If there is no combiner, a reader might have to acquire the writer lock to update the replica from the log to avoid a stale read, but this situation is rare.

The RWlock that protects data-structures
The RWLock used to protect the data-structure in every Replica. It uses multiple, cache-line sized atomic booleans for reader threads and a single bool for a writer thread. It allows concurrent readers but only a single writer (the elected combiner). Readers also have to make sure to advance the replica with the latest entries from the log.

A concurrent non-mutating operation (read)

A non-mutation operation (read) can execute on its thread's local replica, without creating a log entry, but it needs to ensure that the replica is not stale.
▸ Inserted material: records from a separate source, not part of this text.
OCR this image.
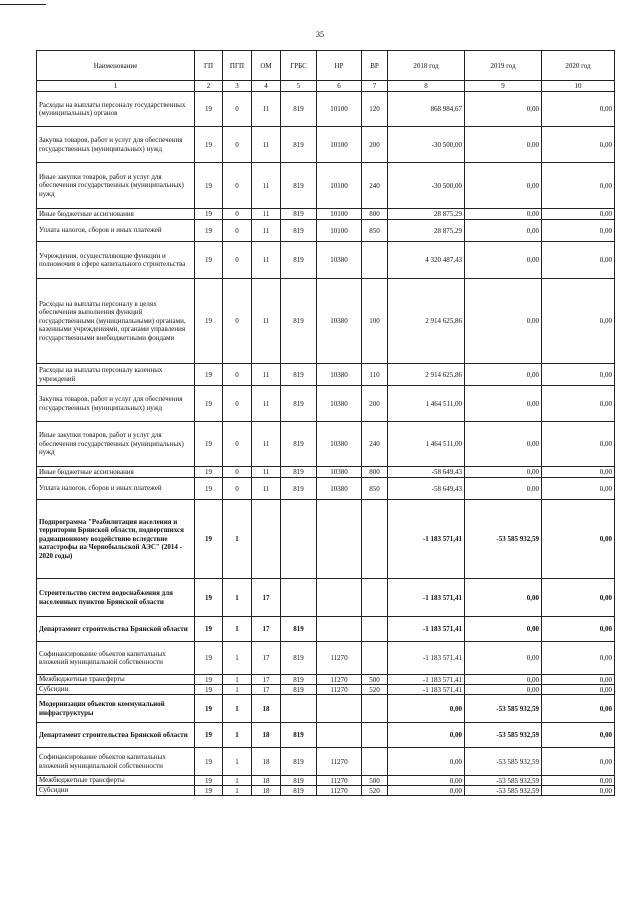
35
Наименование	ГП	ПГП	ОМ	ГРБС	НР	ВР	2018 год	2019 год	2020 год
1	2	3	4	5	6	7	8	9	10
Расходы на выплаты персоналу государственных (муниципальных) органов	19	0	11	819	10100	120	868 984,67	0,00	0,00
Закупка товаров, работ и услуг для обеспечения государственных (муниципальных) нужд	19	0	11	819	10100	200	-30 500,00	0,00	0,00
Иные закупки товаров, работ и услуг для обеспечения государственных (муниципальных) нужд	19	0	11	819	10100	240	-30 500,00	0,00	0,00
Иные бюджетные ассигнования	19	0	11	819	10100	800	28 875,29	0,00	0,00
Уплата налогов, сборов и иных платежей	19	0	11	819	10100	850	28 875,29	0,00	0,00
Учреждения, осуществляющие функции и полномочия в сфере капитального строительства	19	0	11	819	10380		4 320 487,43	0,00	0,00
Расходы на выплаты персоналу в целях обеспечения выполнения функций государственными (муниципальными) органами, казенными учреждениями, органами управления государственными внебюджетными фондами	19	0	11	819	10380	100	2 914 625,86	0,00	0,00
Расходы на выплаты персоналу казенных учреждений	19	0	11	819	10380	110	2 914 625,86	0,00	0,00
Закупка товаров, работ и услуг для обеспечения государственных (муниципальных) нужд	19	0	11	819	10380	200	1 464 511,00	0,00	0,00
Иные закупки товаров, работ и услуг для обеспечения государственных (муниципальных) нужд	19	0	11	819	10380	240	1 464 511,00	0,00	0,00
Иные бюджетные ассигнования	19	0	11	819	10380	800	-58 649,43	0,00	0,00
Уплата налогов, сборов и иных платежей	19	0	11	819	10380	850	-58 649,43	0,00	0,00
Подпрограмма "Реабилитация населения и территории Брянской области, подвергшихся радиационному воздействию вследствие катастрофы на Чернобыльской АЭС" (2014 - 2020 годы)	19	1					-1 183 571,41	-53 585 932,59	0,00
Строительство систем водоснабжения для населенных пунктов Брянской области	19	1	17				-1 183 571,41	0,00	0,00
Департамент строительства Брянской области	19	1	17	819			-1 183 571,41	0,00	0,00
Софинансирование объектов капитальных вложений муниципальной собственности	19	1	17	819	11270		-1 183 571,41	0,00	0,00
Межбюджетные трансферты	19	1	17	819	11270	500	-1 183 571,41	0,00	0,00
Субсидии	19	1	17	819	11270	520	-1 183 571,41	0,00	0,00
Модернизация объектов коммунальной инфраструктуры	19	1	18				0,00	-53 585 932,59	0,00
Департамент строительства Брянской области	19	1	18	819			0,00	-53 585 932,59	0,00
Софинансирование объектов капитальных вложений муниципальной собственности	19	1	18	819	11270		0,00	-53 585 932,59	0,00
Межбюджетные трансферты	19	1	18	819	11270	500	0,00	-53 585 932,59	0,00
Субсидии	19	1	18	819	11270	520	0,00	-53 585 932,59	0,00
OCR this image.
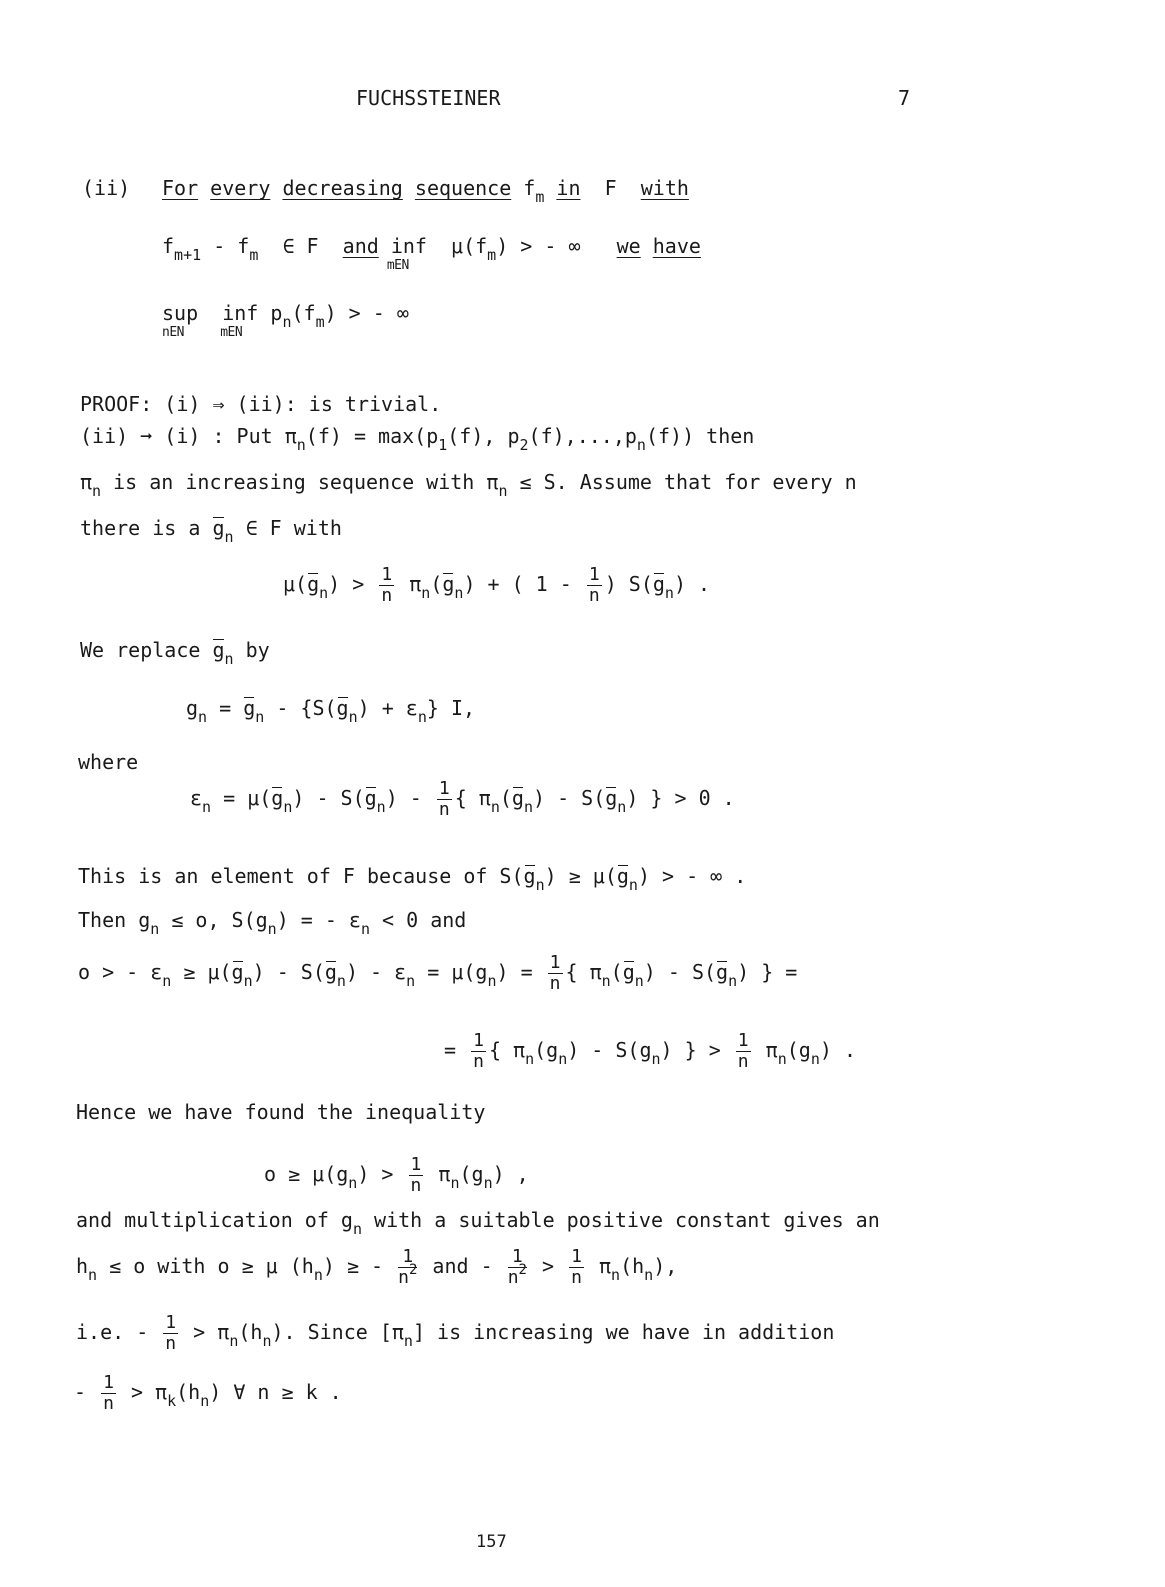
FUCHSSTEINER	7
(ii) For every decreasing sequence $f_m$ in F with
$f_{m+1} - f_m$ ∈ F and inf
mEN
$\mu(f_m)$ > - ∞ we have
sup
nEN
inf
mEN
$p_n(f_m)$ > - ∞
PROOF: (i) ⇒ (ii): is trivial.
(ii) ➞ (i) : Put $\pi_n(f) = \max(p_1(f)$, $p_2(f),...,p_n(f)$) then
$\pi_n$ is an increasing sequence with $\pi_n \le S$. Assume that for every n
there is a $g_n$ ∈ F with
$\mu(g_n) > \frac{1}{n} \pi_n(g_n)$ + ( $1 - \frac{1}{n}$ ) $S(g_n)$ .
We replace $g_n$ by
$g_n = g_n - \{S(g_n) + \varepsilon_n\}$ I,
where
$\varepsilon_n = \mu(g_n) - S(g_n) - \frac{1}{n}$ { $\pi_n(g_n) - S(g_n)$ } > 0 .
This is an element of F because of $S(g_n) \ge \mu(g_n)$ > - ∞ .
Then $g_n \le o$, $S(g_n)$ = - $\varepsilon_n < 0$ and
o > - $\varepsilon_n \ge \mu(g_n) - S(g_n) - \varepsilon_n = \mu(g_n) = \frac{1}{n}$ { $\pi_n(g_n) - S(g_n)$ } =
= $\frac{1}{n}$ { $\pi_n(g_n) - S(g_n)$ } > $\frac{1}{n} \pi_n(g_n)$ .
Hence we have found the inequality
$o \ge \mu(g_n) > \frac{1}{n} \pi_n(g_n)$ ,
and multiplication of $g_n$ with a suitable positive constant gives an
$h_n \le o$ with o ≥ μ $(h_n)$ ≥ - $\frac{1}{n^2}$ and - $\frac{1}{n^2} > \frac{1}{n} \pi_n(h_n)$,
i.e. - $\frac{1}{n} > \pi_n(h_n)$. Since $[\pi_n]$ is increasing we have in addition
- $\frac{1}{n} > \pi_k(h_n)$ ∀ n ≥ k .
157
To do so, it takes a snapshot of the log tail when the operation begins, and waits until a combiner updates the replica past the observed tail, or acquires the lock and updates the replica.

If there is no combiner, the read thread will acquire the writer lock and update the replica.

A concurrent mutating operation (update)

A thread T executing a mutating operation (update) needs to acquire the combiner lock. If the thread T executing this operation fails to acquire it, another thread is a combiner already and T spin-waits to receive its operation's result from the existing combiner.

However, T must still periodically attempt to become the combiner, in case the prior combiner missed T's operation.

If T acquires the lock, it becomes the combiner and executes all update operations of the concurrent threads on the same replica. To do so, T appends its operations to the shared log with a single atomic operation and ensures that the replica is up to date, before executing the operations and returning their results to the waiting threads.

Source and code example

Node-replication (NR) is released as a stand-alone library.

To give an idea, here is an example that transforms an single-threaded hash-table (from the Rust standard library) into a concurrent, replicated hash-table:

#![allow(unused)]
fn main() {
//! A minimal example that implements a replicated hashmap
use std::collections::HashMap;
use node_replication::Dispatch;
use node_replication::Log;
use node_replication::Replica;

/// The node-replicated hashmap uses a std hashmap internally.
#[derive(Default)]
struct NrHashMap {
    storage: HashMap<u64, u64>,
}

/// We support mutable put operation on the hashmap.
#[derive(Clone, Debug, PartialEq)]
enum Modify {
    Put(u64, u64),
}

/// We support an immutable read operation to lookup a key from the hashmap.
#[derive(Clone, Debug, PartialEq)]
enum Access {
    Get(u64),
}

/// The Dispatch traits executes `ReadOperation` (our Access enum)
/// and `WriteOperation` (our `Modify` enum) against the replicated
/// data-structure.
impl Dispatch for NrHashMap {
    type ReadOperation = Access;
    type WriteOperation = Modify;
    type Response = Option<u64>;

    /// The `dispatch` function applies the immutable operations.
    fn dispatch(&self, op: Self::ReadOperation) -> Self::Response {
        match op {
            Access::Get(key) => self.storage.get(&key).map(|v| *v),
        }
    }

    /// The `dispatch_mut` function applies the mutable operations.
    fn dispatch_mut(&mut self, op: Self::WriteOperation) -> Self::Response {
        match op {
            Modify::Put(key, value) => self.storage.insert(key, value),
        }
    }
}
}

As we can see we need to define two operation enums (Modify for mutable operations that end up on the log, and Access for immutable/read operations). Afterwards we need to implement the Dispatch trait from NR for our newly defined data-structure that mainly is responsible to route the operations defined in Access and Modify to the underlying data-structure. The full example, including how to create replicas and a log can be found in the NR repository.